На мгновение Алсана задумалась, а затем сказала:
— Может быть, Самад Миа.
— Что значит «может быть»?
— Может, да, Самад Миа, может, нет.
Алсана решила, что больше не станет прямо отвечать на мужнины вопросы. Следующие восемь лет она не будет говорить ему ни «да», ни «нет» — чтобы заставить его жить так же, как жила она: в неведении, вечном сомнении, чтобы держать Самада на грани безумия до тех пор, пока ей не вернут ее сына, старшего на целых две минуты, и она снова не погладит его густые волосы своей располневшей рукой. Она дала себе слово. Это было ее проклятие, ее изощренная месть. Временами она доводила его до белого каления, вынуждая хвататься за нож или бежать к аптечке. Но Самад был из тех упрямцев, которые не покончат с собой, если это доставит кому-нибудь удовольствие. Он стоял на своем. А Алсана даже во сне бормотала:
— Верни его, наконец, идиот… не хочешь свихнуться, верни мне моего ребенка.
Но даже если бы Самад решился выбросить белый флаг, у них не было денег вернуть Маджида. И он привык к такой жизни. Дошло до того, что когда в ресторане или на улице Самаду говорили «да» или «нет», он терялся и не знал, как реагировать, — он совсем забыл, что значат эти два изящных самостоятельных слова.

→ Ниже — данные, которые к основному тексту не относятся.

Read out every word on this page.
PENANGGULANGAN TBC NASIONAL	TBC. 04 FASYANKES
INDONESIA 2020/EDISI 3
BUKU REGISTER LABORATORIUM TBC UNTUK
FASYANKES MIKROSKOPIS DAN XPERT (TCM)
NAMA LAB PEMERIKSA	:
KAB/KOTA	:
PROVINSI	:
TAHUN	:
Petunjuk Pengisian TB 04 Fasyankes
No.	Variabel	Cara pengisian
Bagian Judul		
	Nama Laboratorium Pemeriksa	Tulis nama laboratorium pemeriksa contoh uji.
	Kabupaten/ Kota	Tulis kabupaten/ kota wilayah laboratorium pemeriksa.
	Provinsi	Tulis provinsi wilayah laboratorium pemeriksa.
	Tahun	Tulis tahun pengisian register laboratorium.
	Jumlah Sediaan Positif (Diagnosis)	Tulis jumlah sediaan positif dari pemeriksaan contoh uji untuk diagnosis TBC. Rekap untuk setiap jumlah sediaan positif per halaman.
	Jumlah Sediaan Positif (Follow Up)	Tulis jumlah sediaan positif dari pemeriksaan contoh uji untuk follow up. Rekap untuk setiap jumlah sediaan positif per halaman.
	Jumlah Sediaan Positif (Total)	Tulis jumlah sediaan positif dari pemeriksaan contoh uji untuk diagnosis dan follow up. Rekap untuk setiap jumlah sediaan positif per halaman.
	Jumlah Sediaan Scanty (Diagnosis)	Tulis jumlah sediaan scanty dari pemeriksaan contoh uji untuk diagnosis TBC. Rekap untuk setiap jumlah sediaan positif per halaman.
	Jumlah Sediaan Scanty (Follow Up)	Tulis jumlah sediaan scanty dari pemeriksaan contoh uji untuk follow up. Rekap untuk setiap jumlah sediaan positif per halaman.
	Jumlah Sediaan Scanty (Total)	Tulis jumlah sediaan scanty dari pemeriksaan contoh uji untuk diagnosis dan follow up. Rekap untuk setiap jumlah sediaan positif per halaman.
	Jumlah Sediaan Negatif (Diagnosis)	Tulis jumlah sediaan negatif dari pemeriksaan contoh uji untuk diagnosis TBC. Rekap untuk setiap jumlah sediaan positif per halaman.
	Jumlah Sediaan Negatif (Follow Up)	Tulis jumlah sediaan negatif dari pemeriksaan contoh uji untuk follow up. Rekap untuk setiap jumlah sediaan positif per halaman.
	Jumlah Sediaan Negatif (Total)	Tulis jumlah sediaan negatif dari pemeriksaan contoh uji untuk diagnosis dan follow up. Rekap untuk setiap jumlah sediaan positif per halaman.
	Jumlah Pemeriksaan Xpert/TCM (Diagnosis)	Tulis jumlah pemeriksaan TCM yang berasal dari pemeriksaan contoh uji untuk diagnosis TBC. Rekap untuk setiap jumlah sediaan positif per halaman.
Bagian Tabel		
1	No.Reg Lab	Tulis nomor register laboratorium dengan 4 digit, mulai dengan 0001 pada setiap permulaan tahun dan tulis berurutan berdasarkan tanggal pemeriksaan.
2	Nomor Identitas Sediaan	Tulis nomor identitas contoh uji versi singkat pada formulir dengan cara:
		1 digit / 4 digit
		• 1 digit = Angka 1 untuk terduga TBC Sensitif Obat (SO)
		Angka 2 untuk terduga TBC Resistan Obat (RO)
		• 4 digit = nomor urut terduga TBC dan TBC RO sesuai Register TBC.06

В доме Икбалов на вопросы прямо не отвечали.
— Алсана, ты не видела тапочки?
— Возможно, видела, Самад Миа.
— Сколько времени?
— Может быть, три, Самад Миа, а может быть, и четыре — Аллах его знает!
— Алсана, куда ты положила пульт от телевизора?
— Сдается мне, он в ящике, Самад Миа, но можешь поискать и за софой.
И так далее.

 

Вскоре после того майского циклона Икбалы получили письмо; оно было написано на тетрадном листе рукой их старшего (на две минуты) сына, а внутрь листа вложена свежая фотография. Маджид писал им не в первый раз, но в этом письме Самад разглядел нечто особенное, что приводило его в восторг и оправдывало его сомнительное решение; новизна сказывалась в тоне послания, в нем сквозила зрелость, растущая мудрость Востока; внимательно изучив письмо в саду, Самад пришел на кухню, где Клара с Алсаной пили мятный чай, и с огромным удовольствием зачитал его вслух.
— Послушайте, что он пишет: «Вчера дедушка бил Тамима (нашего слугу) ремнем, пока у того зад не стал красным, как помидор. Сказал, Тамим украл свечи (это правда, я сам видел!) и заслуживает наказания. Иногда, говорит дедушка, наказывает Аллах, иногда это делают люди, причем мудрый человек всегда знает, когда взяться за дело самому, а когда положиться на Аллаха. Надеюсь, однажды я тоже стану мудрецом». Слыхали? Он стремится к мудрости. Многие ли из известных вам школьников хотят сделаться мудрецами?
— Возможно, никто, Самад Миа. А может быть, каждый первый.
Самад зыркнул на жену и продолжал:
— Дальше он пишет о своем носе: «Мне кажется, необдуманно ставить вазу так, чтобы она могла упасть и сломать мальчику нос. За такую халатность нужно наказывать (но телесные наказания годятся лишь для детей — скажем, до двенадцати лет). Когда я вырасту, я буду заботиться о том, чтобы вазы не стояли где придется, угрожая здоровью, вообще буду следить за опасными вещами (кстати, мой нос уже зажил!)». Ясно вам?
Клара нахмурилась:
— Что нам ясно?
— Ему не по вкусу декоративное убранство мечети, он осуждает любые проявления язычества, никчемное, опасное украшательство! Этого мальчика ждет великое будущее.
— Может быть, Самад Миа, а может, и нет.
— Может быть, он станет членом правительства, а может, и юристом, — предположила Клара.
— Чепуха! Мой сын предназначен Богу, а не людям. Он не страшится своей судьбы. Не боится быть настоящим бенгальцем, правоверным мусульманином. Дальше он сообщает, что козла с этой фотографии больше нет. «Я помогал его резать, Абба, — пишет он. — Мы разрубили его надвое, и он еще какое-то время трепыхался». Какое бесстрашие, не правда ли?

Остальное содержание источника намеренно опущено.